How many 4-digit positive integers divisible by 3 can be formed using only the…

2024

How many 4-digit positive integers divisible by 3 can be formed using only the digits {1, 3,4, 6, 7}, such that no digit appears more than once in a number?

  1. A.

    24    

  2. B.

    48

  3. C.

    72

  4. D.

    12

Attempted by 11 students.

Show answer & explanation

Correct answer: B

Key idea: use divisibility by 3 (the sum of digits must be a multiple of 3) and the residues of the available digits modulo 3.

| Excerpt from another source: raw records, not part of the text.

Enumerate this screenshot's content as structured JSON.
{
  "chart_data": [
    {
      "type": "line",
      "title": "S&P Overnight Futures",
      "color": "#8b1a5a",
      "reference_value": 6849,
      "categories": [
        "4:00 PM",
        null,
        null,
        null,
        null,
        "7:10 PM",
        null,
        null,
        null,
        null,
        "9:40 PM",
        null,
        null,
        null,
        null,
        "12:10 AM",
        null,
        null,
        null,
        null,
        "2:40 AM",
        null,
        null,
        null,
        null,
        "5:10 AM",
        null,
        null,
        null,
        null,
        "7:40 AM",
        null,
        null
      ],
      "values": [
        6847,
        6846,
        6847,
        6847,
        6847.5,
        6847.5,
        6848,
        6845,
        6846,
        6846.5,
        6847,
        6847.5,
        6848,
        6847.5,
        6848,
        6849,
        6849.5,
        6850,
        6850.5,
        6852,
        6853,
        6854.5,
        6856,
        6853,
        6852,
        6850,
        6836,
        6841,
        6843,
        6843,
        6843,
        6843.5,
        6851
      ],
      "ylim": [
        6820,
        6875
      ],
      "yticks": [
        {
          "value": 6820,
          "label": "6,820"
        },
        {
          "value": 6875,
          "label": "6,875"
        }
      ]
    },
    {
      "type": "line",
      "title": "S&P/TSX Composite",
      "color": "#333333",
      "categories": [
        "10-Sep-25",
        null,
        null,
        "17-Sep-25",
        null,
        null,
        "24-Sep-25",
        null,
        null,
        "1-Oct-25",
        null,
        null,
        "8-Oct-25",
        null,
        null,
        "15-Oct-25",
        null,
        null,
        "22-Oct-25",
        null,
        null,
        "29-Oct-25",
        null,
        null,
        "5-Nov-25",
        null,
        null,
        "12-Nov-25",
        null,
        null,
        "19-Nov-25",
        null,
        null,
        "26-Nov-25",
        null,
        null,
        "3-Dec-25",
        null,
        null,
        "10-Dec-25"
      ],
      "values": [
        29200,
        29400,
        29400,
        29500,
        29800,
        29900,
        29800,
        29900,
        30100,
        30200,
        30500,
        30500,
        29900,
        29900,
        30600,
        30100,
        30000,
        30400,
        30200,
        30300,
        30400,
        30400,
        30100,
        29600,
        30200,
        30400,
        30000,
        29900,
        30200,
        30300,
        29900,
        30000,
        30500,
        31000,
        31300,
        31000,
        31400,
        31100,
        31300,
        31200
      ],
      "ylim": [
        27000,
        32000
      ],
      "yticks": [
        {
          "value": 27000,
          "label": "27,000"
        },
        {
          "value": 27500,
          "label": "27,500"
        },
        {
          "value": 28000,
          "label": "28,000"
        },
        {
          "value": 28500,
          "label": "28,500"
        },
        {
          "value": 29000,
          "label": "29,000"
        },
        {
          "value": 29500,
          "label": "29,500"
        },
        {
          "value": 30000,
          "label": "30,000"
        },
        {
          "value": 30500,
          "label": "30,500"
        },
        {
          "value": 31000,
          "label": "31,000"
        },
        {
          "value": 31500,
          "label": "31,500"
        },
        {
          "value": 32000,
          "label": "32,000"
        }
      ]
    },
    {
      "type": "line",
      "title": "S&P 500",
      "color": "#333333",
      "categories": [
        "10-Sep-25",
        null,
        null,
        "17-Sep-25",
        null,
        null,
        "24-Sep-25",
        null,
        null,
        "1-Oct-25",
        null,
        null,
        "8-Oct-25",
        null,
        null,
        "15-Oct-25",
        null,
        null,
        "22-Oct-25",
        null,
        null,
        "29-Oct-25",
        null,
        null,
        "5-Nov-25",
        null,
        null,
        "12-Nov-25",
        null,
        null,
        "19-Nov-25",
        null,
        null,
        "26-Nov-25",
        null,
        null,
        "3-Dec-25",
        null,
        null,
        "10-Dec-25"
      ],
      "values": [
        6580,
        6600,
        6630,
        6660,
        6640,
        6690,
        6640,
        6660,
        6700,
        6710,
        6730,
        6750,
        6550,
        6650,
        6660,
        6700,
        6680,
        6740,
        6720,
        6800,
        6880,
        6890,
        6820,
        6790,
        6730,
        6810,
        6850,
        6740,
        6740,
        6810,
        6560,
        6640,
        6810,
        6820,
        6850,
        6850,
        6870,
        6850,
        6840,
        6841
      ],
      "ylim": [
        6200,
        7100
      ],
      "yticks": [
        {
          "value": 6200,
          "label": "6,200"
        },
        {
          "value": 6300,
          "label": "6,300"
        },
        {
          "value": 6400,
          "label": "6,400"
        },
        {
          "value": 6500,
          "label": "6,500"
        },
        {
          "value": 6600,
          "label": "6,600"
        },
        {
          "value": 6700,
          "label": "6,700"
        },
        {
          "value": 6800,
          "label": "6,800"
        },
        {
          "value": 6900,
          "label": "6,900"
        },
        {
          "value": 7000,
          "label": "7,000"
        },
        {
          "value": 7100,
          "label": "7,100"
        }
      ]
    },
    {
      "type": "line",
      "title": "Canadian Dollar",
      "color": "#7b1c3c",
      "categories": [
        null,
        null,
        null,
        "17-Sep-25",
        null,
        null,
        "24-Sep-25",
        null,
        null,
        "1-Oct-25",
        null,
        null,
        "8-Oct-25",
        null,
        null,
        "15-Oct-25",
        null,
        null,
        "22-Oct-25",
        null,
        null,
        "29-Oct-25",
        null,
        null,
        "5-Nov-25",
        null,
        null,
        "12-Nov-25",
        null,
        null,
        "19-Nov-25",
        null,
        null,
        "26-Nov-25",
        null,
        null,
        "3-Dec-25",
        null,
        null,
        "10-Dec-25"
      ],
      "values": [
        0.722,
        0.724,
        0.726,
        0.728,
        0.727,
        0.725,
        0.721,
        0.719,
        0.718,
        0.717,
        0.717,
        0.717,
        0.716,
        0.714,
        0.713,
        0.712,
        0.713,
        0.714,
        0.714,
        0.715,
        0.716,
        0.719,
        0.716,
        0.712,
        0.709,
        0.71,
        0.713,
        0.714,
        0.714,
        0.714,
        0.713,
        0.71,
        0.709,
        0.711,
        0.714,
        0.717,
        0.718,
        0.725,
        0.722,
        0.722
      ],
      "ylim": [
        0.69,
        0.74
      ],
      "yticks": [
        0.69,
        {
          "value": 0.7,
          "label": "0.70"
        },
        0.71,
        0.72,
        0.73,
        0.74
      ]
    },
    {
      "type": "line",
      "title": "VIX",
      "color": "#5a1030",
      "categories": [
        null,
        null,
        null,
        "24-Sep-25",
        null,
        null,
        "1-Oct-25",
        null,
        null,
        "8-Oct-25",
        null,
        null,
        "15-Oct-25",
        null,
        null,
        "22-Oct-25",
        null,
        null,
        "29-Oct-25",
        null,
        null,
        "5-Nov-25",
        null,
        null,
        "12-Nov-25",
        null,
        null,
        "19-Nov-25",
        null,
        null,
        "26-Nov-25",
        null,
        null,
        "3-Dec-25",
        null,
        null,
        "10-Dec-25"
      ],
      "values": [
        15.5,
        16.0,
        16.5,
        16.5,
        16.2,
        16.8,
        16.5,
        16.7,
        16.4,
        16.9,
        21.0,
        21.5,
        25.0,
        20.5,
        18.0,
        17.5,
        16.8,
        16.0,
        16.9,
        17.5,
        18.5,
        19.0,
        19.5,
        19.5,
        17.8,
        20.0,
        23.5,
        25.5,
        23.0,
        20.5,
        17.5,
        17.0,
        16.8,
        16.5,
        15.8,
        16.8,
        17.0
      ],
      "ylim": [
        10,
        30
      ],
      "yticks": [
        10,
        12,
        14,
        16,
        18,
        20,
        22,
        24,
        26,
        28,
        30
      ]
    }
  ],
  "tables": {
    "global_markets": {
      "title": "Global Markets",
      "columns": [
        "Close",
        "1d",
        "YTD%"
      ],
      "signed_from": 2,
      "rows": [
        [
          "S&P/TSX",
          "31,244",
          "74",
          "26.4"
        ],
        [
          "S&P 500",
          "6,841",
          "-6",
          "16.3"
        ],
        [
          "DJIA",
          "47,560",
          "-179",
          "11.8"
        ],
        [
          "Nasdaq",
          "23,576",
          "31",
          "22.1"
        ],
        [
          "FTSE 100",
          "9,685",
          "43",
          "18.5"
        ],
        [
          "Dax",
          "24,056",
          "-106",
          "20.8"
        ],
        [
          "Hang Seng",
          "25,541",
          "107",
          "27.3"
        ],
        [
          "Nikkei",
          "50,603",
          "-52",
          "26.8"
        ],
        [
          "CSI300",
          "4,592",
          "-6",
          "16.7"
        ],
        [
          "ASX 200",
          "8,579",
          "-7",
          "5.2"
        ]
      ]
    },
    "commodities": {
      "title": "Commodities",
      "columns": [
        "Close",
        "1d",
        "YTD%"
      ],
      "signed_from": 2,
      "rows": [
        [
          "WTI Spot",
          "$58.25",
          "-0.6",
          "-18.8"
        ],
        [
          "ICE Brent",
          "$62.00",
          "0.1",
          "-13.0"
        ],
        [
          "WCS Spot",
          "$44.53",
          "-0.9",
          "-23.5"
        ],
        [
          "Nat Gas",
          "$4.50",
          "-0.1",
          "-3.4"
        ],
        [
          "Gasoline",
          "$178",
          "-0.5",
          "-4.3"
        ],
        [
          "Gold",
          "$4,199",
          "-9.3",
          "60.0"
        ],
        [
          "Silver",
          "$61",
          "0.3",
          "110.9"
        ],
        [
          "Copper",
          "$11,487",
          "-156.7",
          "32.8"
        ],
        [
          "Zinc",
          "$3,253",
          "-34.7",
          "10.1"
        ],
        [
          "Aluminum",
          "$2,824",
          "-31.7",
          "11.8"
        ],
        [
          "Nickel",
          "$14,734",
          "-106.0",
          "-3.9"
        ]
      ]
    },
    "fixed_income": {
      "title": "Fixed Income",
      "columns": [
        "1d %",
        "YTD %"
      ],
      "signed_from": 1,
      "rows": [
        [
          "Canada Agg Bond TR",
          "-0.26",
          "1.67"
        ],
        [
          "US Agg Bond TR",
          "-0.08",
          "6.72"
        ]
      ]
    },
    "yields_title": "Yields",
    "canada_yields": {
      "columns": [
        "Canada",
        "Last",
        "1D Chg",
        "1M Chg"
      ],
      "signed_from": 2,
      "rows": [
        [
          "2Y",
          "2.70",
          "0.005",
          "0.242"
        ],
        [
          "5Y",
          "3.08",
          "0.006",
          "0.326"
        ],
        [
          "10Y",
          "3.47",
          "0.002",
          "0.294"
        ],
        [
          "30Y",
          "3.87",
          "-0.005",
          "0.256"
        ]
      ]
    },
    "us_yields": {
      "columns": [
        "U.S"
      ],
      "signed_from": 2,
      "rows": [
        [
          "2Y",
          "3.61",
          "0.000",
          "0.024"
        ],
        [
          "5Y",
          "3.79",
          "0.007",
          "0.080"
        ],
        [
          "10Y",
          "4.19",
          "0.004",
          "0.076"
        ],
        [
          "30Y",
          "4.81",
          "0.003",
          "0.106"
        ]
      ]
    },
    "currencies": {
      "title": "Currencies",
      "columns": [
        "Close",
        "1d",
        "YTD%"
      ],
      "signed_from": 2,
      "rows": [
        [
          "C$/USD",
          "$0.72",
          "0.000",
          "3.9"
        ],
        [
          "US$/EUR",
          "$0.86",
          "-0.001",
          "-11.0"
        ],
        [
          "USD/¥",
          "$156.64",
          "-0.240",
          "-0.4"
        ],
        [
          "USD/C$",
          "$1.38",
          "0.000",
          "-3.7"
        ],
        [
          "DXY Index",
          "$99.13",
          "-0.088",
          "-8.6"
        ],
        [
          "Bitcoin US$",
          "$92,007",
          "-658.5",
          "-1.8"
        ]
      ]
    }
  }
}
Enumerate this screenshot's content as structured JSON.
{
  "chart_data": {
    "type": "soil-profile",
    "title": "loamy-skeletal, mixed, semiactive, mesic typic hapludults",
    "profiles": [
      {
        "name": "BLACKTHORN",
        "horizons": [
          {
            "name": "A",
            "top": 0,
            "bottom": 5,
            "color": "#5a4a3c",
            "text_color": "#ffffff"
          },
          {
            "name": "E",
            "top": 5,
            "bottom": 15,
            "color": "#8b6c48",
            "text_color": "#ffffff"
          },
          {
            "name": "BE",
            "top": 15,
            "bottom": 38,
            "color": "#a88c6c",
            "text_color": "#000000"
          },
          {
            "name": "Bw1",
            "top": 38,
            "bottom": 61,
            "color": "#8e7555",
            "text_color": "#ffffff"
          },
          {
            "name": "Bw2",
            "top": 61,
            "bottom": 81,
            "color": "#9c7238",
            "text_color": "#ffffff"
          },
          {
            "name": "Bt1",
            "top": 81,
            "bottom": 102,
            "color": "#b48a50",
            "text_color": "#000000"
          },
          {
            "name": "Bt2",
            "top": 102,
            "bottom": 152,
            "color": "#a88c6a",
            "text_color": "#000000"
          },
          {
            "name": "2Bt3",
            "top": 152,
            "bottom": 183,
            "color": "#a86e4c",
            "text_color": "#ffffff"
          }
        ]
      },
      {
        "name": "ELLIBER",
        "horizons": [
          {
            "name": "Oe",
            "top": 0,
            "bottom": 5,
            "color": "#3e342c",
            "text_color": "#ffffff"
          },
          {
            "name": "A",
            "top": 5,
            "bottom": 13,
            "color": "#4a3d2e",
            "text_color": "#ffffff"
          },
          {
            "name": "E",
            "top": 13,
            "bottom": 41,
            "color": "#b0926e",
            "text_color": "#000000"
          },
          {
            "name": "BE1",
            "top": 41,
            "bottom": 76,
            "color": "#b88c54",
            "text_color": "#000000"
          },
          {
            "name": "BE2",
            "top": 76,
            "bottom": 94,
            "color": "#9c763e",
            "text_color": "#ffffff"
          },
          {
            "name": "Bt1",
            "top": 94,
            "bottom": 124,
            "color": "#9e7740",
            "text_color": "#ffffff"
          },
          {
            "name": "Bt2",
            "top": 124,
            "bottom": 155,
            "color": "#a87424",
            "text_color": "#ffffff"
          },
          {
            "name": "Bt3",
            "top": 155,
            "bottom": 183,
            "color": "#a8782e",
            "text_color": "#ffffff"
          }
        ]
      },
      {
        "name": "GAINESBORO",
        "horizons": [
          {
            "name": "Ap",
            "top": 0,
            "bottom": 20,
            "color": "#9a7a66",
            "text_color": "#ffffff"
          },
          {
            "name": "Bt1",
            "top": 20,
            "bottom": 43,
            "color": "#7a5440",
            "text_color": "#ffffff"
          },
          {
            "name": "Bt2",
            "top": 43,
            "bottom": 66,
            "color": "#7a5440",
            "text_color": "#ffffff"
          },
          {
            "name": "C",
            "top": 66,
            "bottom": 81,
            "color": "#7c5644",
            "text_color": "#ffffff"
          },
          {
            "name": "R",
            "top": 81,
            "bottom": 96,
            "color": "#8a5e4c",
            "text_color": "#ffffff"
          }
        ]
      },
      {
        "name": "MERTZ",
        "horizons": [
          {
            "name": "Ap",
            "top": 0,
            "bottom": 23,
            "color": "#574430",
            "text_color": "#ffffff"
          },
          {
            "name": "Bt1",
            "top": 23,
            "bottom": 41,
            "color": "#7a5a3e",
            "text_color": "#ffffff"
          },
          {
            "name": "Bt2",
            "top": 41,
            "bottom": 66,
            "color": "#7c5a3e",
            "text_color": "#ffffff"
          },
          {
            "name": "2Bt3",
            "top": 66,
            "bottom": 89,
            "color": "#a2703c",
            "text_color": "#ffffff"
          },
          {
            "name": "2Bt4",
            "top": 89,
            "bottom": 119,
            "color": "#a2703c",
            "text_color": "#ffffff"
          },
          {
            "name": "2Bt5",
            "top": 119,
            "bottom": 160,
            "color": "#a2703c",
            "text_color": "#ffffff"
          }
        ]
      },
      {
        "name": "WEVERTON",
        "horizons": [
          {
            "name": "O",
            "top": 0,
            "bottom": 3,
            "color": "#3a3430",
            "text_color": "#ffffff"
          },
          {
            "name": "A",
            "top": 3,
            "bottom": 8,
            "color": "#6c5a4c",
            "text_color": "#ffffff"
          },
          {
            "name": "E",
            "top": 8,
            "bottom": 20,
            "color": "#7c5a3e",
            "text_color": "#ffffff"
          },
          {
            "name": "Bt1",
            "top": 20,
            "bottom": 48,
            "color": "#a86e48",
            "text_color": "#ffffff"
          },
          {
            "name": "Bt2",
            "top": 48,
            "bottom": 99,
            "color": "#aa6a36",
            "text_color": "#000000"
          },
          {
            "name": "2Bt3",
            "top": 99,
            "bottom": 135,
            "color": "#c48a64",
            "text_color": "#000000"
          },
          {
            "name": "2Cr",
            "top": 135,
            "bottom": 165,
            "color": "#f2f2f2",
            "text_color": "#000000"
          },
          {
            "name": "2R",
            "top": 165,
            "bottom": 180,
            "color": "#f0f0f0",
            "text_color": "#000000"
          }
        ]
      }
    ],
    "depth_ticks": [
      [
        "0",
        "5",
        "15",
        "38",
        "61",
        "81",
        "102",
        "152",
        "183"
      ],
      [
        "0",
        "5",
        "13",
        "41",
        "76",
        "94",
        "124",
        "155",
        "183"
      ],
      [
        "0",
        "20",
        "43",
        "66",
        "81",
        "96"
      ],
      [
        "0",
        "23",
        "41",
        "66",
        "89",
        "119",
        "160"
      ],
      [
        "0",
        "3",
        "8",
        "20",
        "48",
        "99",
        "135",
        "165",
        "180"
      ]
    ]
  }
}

  • Find residues modulo 3 of the digits: 1 → 1, 3 → 0, 4 → 1, 6 → 0, 7 → 1. Thus there are three digits with remainder 1 (1, 4, 7) and two digits with remainder 0 (3, 6).

  • Let k be the number of chosen digits with remainder 1. The sum of the four digits is congruent to k (mod 3). To make the sum divisible by 3 we need k ≡ 0 (mod 3). With four digits, the possible k are 0 or 3.

  • k = 0 is impossible because there are only two digits with remainder 0. Therefore k = 3: the three remainder-1 digits (1, 4, 7) must all be used, together with exactly one remainder-0 digit (either 3 or 6).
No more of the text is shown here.